それから、チュっと、虎徹の髪にキスを落とした。

「拗ねてますよ、悪いですか。昨日からずっと仕事で貴方と二人きりになれなかったんですよ?今日の夜は、貴方とようやく二人きりに なれると楽しみに待っていたのに・・・」

まるで子供のような振舞いが恥ずかしいのだろう。虎徹と目線を合わさないまま、バーナビーはそう零した。

(可愛い・・・)

言葉にしたら怒るだろうから、虎徹は心の中で笑って、愛しさに胸を暖かくした。
何者にもとらわれず、何事にも執着せず、ただ復讐にだけに囚われていた男が、こうして自分にだけに向ける熱が心地よくて たまらない。

本当は、虎徹だって、バーナビーと二人で祝いたかった。
だけど、当の昔から誕生日前日も当日も仕事はぎっちりと組まれていて、二人になれるのはこの夜だけ。
だからこそ、その時間をずっとバーナビーは待ちわびていたはずだし、それは虎徹も同じだ。
出動要請が出ないことをずっと前から虎徹が祈っていたことを、バーナビーは気づいていないのだろうか。

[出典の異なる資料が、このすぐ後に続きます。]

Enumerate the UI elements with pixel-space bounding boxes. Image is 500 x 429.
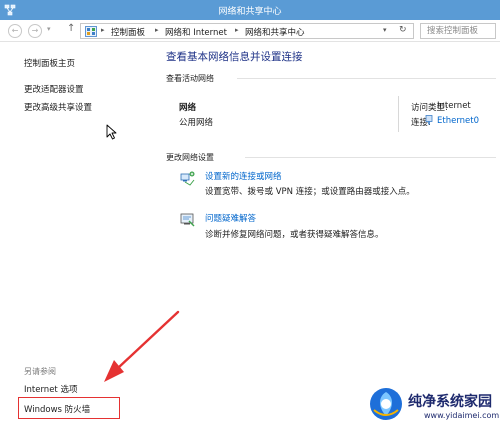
breadcrumb-separator-icon[interactable]: ▸: [235, 26, 239, 34]
ethernet-connection-link[interactable]: Ethernet0: [437, 116, 479, 126]
watermark: 纯净系统家园 www.yidaimei.com: [368, 384, 500, 428]
watermark-title: 纯净系统家园: [408, 394, 492, 410]
section-divider: [237, 78, 496, 79]
recent-pages-dropdown-icon[interactable]: ▾: [47, 25, 51, 33]
access-type-value: Internet: [437, 101, 471, 111]
network-setup-icon: [180, 171, 195, 186]
forward-arrow-icon[interactable]: →: [28, 24, 42, 38]
setup-new-connection-link[interactable]: 设置新的连接或网络: [205, 170, 282, 182]
main-pane: 查看基本网络信息并设置连接 查看活动网络 网络 公用网络 访问类型: Inter…: [163, 43, 500, 429]
highlight-box: [18, 397, 120, 419]
network-name: 网络: [179, 103, 197, 113]
troubleshoot-problems-desc: 诊断并修复网络问题，或者获得疑难解答信息。: [205, 230, 384, 240]
setup-new-connection-desc: 设置宽带、拨号或 VPN 连接；或设置路由器或接入点。: [205, 187, 415, 197]
change-advanced-sharing-link[interactable]: 更改高级共享设置: [24, 101, 92, 113]
section-divider: [245, 157, 496, 158]
refresh-icon[interactable]: ↻: [399, 25, 407, 35]
breadcrumb-network-sharing-center[interactable]: 网络和共享中心: [245, 26, 305, 38]
vertical-divider: [398, 96, 399, 132]
up-arrow-icon[interactable]: ↑: [67, 23, 75, 34]
title-bar: 网络和共享中心: [0, 0, 500, 20]
left-pane: 控制面板主页 更改适配器设置 更改高级共享设置 另请参阅 Internet 选项…: [0, 43, 162, 429]
change-adapter-settings-link[interactable]: 更改适配器设置: [24, 83, 84, 95]
control-panel-home-link[interactable]: 控制面板主页: [24, 57, 75, 69]
window-title: 网络和共享中心: [218, 7, 282, 17]
address-bar: ← → ▾ ↑ ▸ 控制面板 ▸ 网络和 Internet ▸ 网络和共享中心 …: [0, 20, 500, 42]
watermark-url: www.yidaimei.com: [424, 411, 500, 420]
mouse-cursor-icon: [106, 124, 117, 140]
see-also-label: 另请参阅: [24, 367, 56, 376]
breadcrumb-separator-icon[interactable]: ▸: [101, 26, 105, 34]
watermark-logo-icon: [370, 388, 402, 420]
breadcrumb-control-panel[interactable]: 控制面板: [111, 26, 145, 38]
back-arrow-icon[interactable]: ←: [8, 24, 22, 38]
network-type-link[interactable]: 公用网络: [179, 116, 213, 128]
search-input[interactable]: 搜索控制面板: [420, 23, 496, 39]
active-networks-label: 查看活动网络: [166, 74, 214, 83]
internet-options-link[interactable]: Internet 选项: [24, 383, 77, 395]
address-dropdown-icon[interactable]: ▾: [383, 26, 387, 34]
breadcrumb[interactable]: ▸ 控制面板 ▸ 网络和 Internet ▸ 网络和共享中心 ▾ ↻: [80, 23, 414, 39]
change-network-settings-label: 更改网络设置: [166, 153, 214, 162]
control-panel-icon: [85, 26, 97, 37]
page-title: 查看基本网络信息并设置连接: [166, 51, 303, 63]
breadcrumb-network-internet[interactable]: 网络和 Internet: [165, 26, 227, 38]
ethernet-icon: [425, 115, 433, 125]
troubleshoot-problems-link[interactable]: 问题疑难解答: [205, 212, 256, 224]
troubleshoot-icon: [180, 213, 195, 227]
search-placeholder: 搜索控制面板: [427, 26, 479, 36]
breadcrumb-separator-icon[interactable]: ▸: [155, 26, 159, 34]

「ワリィ・・・でも、バニ―ちゃん、俺だって怒ってるんだけど?」

腕にギュッと僅かに力を加えると、驚いたようにバーナビーはようやく虎徹の方を向いた。
何がですか?と、もう一度、今度は目元にキスをされる。

「この前の、問題発言の件」

「・・・?」

「過ごしたい人がいる、って言っただろ」

「・・・・・あぁ」

どうやら彼にとっては、問題発言とは感じていないらしい。
それのどこがいけなかったのですか、という表情のまま、虎徹の言葉を待っている。

「その発言の後、どうなった?」

「そうですね、僕の恋人詮索にマスコミも世間も躍起になっているそうですね。ロイズさんに少々小言を言われました」

バーナビーは思考を巡らせた後、ようやくその事実を思い出したらしい。
それもそうだろう。元々彼は自分のことに頓着もないし、それ以上に世論に興味がない。仮に自分を侮辱するものがいたならば 反応もするだろうが人気絶頂のKOHを称えること以外をマスコミもしたことはない。
出る番組、出動後のヒーローインタビュー、虎徹と共に街を歩いていた時。
『恋人は誰になんですか?』
どこへ行っても質問しつくされたというのに、バーナビーの中では気にする事項にすら上がっていなかったようだ。
いつでもバーナビーは『素敵な方ですよ』と微笑みながら、チラリと虎徹の方を必ず見ていた。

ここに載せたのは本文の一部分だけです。